The major indices closed with the first 3-day win streak since September 10-12. While commodity stocks and financials led, and tech stocks lagged, the real star of the day was the home builders, several of which increased 20 percent or more.
That's because the new program announced by the Fed to buy Mortgage-Backed Securities appears to have accomplished its goal: lower mortgage rates.
I spoke to one large mortgage broker in Philadelphia this afternoon, who said they were now quoting 30-year fixed rate mortgages at 5.5 percent, a drop of a half-point from yesterday's 6.0 percent. That is a big drop.
This office told me they had closed 100 loans today (a much larger number than any time recently); much of it was refinancings.

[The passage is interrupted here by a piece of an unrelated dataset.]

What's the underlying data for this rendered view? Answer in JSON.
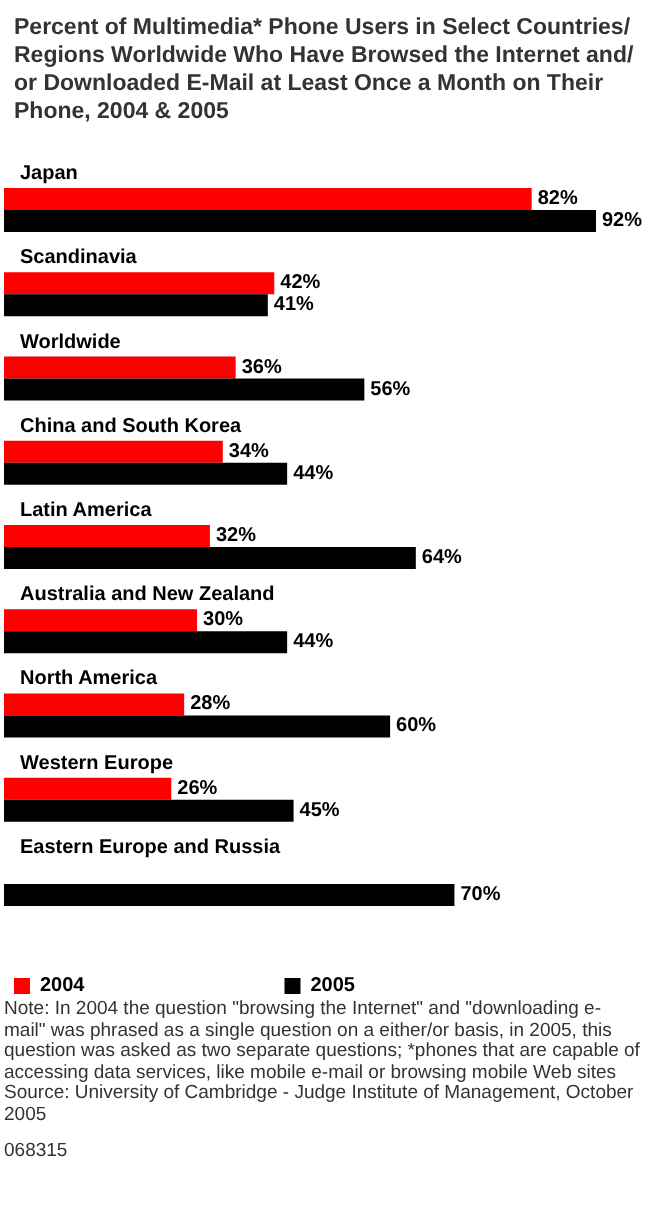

Many consumer stocks like Lowe's , Target , and Whirlpool were up today as Treasury also announced a separate Term Asset-Backed Loan Facility (TALF) that will buy pools of car loans, personal loans, and student loans.
Finally, Goldman Sachs ended up almost 7 percent as its $5 billion bond offering was a big success. Why? Because it had the explicit backing of the U.S. government!
Goldman became the first firm to tap the FDIC's Temporary Liquidity Guarantee Program, which guarantees senior unsecured debt. That has enabled Goldman to offer the bonds at 3.25 percent, well below the yield they would have had to offer had there been no explicit government guarantee. JP Morgan and Morgan Stanley will follow up with similar offers.